Bagaimana jika CBM diterapkan dalam sistem pengawasan Pemilu?  Tentu, semakin banyak anggota masyarakat yang aktif dalam kegiatan pengawasan Pemilu, akan menjadikan Pemilu lebih bekualitas dan kredibel. Demokrasi tidak akan dibajak  dan  dirampas oleh kekuatan jahat  yang menghalalkan semua cara untuk mendapatkan kekuasaan.
Pengawasan Pemilu berbasis masyarakat ini  juga sangat relevan  dengan slogan Bawaslu sekarang. “Bersama Rakyat Awasi Pemilu, Bersama Bawaslu Tegakkan Keadilan Pemilu”.
Tentang pentingnya mengajak peran serta masyarakat ini juga telah disampaikan oleh Ketua Bawaslu. “Bawaslu mengajak rakyat untuk terlibat mengawasi Pemilu,” kata Ketua Bawaslu, Abhan di Jakarta, Rabu, 21/6/2017 (Kompas.com).
Pengawasan Pemilu yang menjadi Tupoksi Bawaslu sebagaimana disebutkan dalam Undang-Undang  No. 15 tahun 2011 tentang Penyelenggara Pemilu, akan lebih efektif bila banyak melibatkan peran masyarakat. Ini perlu manajemen khusus, manajemen pengawasan Pemilu berbasis masyarakat.
Masyarakat perlu difasilitasi dan diberi akses seluas-luasnya dalam program pengawasan. Harapannya, kegiatan pengawasan dilaksanakan masyarakat secara sukarela dan senang hati. Kegiatan pengawasan didasari semangat untuk mewujudkan  pemilu yang benar-benar berkualitas dan kredibel.

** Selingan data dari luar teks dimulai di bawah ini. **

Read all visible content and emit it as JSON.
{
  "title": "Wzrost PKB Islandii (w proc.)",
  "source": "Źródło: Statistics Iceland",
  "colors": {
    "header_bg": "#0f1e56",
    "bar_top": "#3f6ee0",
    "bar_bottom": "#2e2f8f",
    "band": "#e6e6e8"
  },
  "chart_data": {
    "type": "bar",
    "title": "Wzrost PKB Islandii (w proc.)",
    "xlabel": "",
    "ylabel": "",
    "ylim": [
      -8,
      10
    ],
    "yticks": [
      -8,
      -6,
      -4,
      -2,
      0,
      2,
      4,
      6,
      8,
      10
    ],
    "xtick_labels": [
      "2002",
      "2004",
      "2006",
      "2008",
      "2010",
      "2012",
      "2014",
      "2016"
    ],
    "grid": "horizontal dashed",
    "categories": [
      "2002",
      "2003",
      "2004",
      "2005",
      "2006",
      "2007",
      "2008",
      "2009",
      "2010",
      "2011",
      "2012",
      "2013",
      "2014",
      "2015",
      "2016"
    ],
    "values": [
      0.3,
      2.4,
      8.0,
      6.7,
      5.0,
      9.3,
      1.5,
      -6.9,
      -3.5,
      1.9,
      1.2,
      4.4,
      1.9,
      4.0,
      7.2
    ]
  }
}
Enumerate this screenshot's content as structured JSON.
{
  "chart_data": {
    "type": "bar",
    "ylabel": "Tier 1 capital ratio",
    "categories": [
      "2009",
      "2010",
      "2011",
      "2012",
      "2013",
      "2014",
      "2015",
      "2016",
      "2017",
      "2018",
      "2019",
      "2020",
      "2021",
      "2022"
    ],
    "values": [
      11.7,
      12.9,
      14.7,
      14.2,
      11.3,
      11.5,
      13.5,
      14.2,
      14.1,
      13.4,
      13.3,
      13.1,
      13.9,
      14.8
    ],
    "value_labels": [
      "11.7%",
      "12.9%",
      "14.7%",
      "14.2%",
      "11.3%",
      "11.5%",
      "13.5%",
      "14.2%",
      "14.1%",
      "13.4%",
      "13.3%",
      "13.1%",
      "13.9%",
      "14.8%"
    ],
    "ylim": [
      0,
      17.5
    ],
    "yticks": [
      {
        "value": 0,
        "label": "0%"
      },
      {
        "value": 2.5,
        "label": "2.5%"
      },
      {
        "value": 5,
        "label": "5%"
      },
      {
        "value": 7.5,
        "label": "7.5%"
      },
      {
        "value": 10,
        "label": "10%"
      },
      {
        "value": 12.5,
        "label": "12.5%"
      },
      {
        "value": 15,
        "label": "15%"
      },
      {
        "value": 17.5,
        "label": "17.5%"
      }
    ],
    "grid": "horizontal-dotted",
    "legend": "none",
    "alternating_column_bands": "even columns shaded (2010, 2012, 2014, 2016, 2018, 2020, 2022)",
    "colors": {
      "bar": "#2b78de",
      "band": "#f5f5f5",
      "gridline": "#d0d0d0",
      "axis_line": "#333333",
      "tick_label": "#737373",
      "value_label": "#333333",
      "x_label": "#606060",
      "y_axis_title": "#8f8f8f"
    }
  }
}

Dengan model CBM, jumlah tenaga pengawasan sebagaimana diatur dalam UU No 15 tahun 2011 sudah cukup memadai. Bawaslu 5 orang, Bawaslu Provinsi 3 orang, Panwaslu Kabupaten/Kota 3 orang, Panwaslu Kecamatan  3 orang, dan  Pengawas Pemilu Lapangan  (PPL) tiap desa/kelurahan 1-5 orang sesuai kondisi geografis dan  sebaran TPS. Bahkan, berdasar Peraturan Bawaslu No.7 tahun  2015, masih ada lagi tenaga Pengawas TPS.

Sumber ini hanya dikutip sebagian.